The detailed information from the software provides administrators with an overall picture of their departments. In turn, administrators can provide additional training to prevent the added radiation dose that can occur due to the exposure latitude provided by CR systems.

One of the problems behind the dose-creep habit stems from what initially seemed like a good thing—the impermanence of bad images. “One of the things we did when we came out with digital x-ray was eliminate the film and add a new feature: the delete button,” Minnigh said. “So if I made a picture I didn’t like, I could just delete it. It became a very bad thing, although it didn’t seem that way—it seemed like a digital camera.

“If you’re shooting over or under the range, the CR machine is keeping track—but usually only on a machine-by-machine basis,” he continued. “[With the software], Kodak provides the ability to aggregate all of the data across the department and give the manager, from his or her desktop, a review of the technologist’s performance, irrespective of the machine the tech used or what x-ray room he or she was exposing in. Now, the administrator receives an Excel file of not only the tech’s use of dose—or, in this case, exposure index—but also a report on the repeat analysis. Every time that someone does a repeat or deletes an image, the system will ask why, and then this new software will provide the administrator with an overview of all the repeats in the department and see exactly where the troubles are. That really helps to improve quality.”

Kodak expects to release the software for its CR systems in the near future, although no specific dates have been confirmed. Kodak is aiming to release the software for its DR systems in about 6 months.

“[Dose creep] is a common problem with all digital x-ray systems, and it’s very common in CR,” Minnigh said. “The only way to manage it is centrally by person, because the person is the one making the decision as to how much dose to use—particularly in portables or in places where the technologist has the option to use large-, small-, or medium-patient settings. If they’re always selecting to use a dose for a larger patient, they’re watching their dose creep up, just by the natural tendency to not want to make a mistake.”

—M. Said

Partnership Aims to Increase Detection Rate of Lung Lesions

Philips Medical Systems (Andover, Mass) has entered into a strategic partnership with EDDA Technology Inc (Princeton Junction, NJ) to provide advanced DR solutions to assist in the detection of lung lesions. According to the terms of the agreement, Philips Medical has licensed EDDA’s IQQA-Chest, which is designed to help clinicians identify, quantify, evaluate, and report pulmonary nodules.

By bridging the gap between the clinician’s interpretation based upon patient-specific knowledge and computer analysis of the information captured by the x-ray, IQQA-Chest helps clinicians increase their performance while improving the efficiency for the analysis of each image.

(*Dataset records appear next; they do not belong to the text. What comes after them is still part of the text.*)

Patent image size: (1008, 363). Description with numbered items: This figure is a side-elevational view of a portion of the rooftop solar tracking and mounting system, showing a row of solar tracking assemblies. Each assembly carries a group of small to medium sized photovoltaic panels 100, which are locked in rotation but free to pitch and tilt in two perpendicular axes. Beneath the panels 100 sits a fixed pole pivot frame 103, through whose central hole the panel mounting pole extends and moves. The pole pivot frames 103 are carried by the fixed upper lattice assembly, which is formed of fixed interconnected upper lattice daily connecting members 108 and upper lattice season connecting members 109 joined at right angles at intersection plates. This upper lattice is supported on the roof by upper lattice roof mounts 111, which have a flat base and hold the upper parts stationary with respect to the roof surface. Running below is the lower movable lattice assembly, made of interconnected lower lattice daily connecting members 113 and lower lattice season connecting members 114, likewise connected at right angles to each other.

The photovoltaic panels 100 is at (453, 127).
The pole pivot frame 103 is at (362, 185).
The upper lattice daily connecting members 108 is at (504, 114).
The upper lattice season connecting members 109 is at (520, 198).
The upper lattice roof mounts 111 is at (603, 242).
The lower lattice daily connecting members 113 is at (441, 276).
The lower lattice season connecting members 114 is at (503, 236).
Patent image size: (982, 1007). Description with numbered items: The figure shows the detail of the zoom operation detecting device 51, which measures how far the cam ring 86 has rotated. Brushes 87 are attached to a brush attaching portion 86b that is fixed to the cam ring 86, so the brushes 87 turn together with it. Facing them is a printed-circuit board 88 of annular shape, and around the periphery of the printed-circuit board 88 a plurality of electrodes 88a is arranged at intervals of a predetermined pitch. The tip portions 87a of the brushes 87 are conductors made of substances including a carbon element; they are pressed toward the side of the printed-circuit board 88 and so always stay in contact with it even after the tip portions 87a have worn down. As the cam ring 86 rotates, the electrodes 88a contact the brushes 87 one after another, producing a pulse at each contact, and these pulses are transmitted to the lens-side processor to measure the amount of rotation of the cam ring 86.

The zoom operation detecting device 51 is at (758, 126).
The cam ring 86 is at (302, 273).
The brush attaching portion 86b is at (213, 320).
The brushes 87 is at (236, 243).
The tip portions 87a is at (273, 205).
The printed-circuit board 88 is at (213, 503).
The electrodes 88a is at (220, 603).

In clinical environments, the solution has been shown to increase the discovery rates of small nodules up to 85% in comparison to detection without IQQA assistance, which varies between 35% and 65%.

IQQA-Chest will be available in combination with the entire Philips Medical DR portfolio, including DigitalDiagnost, the company’s direct DR solution. The product initially will be available in the United States and China, as it has received regulatory clearance in both countries, and will become available in additional countries starting in 2007.

“Through our partnership with EDDA Technology, we’re providing clinicians with a new set of tools to aid in their detection of lung lesions at an early stage,” said Peter Reimer, global marketing director of general x-ray for Philips Medical.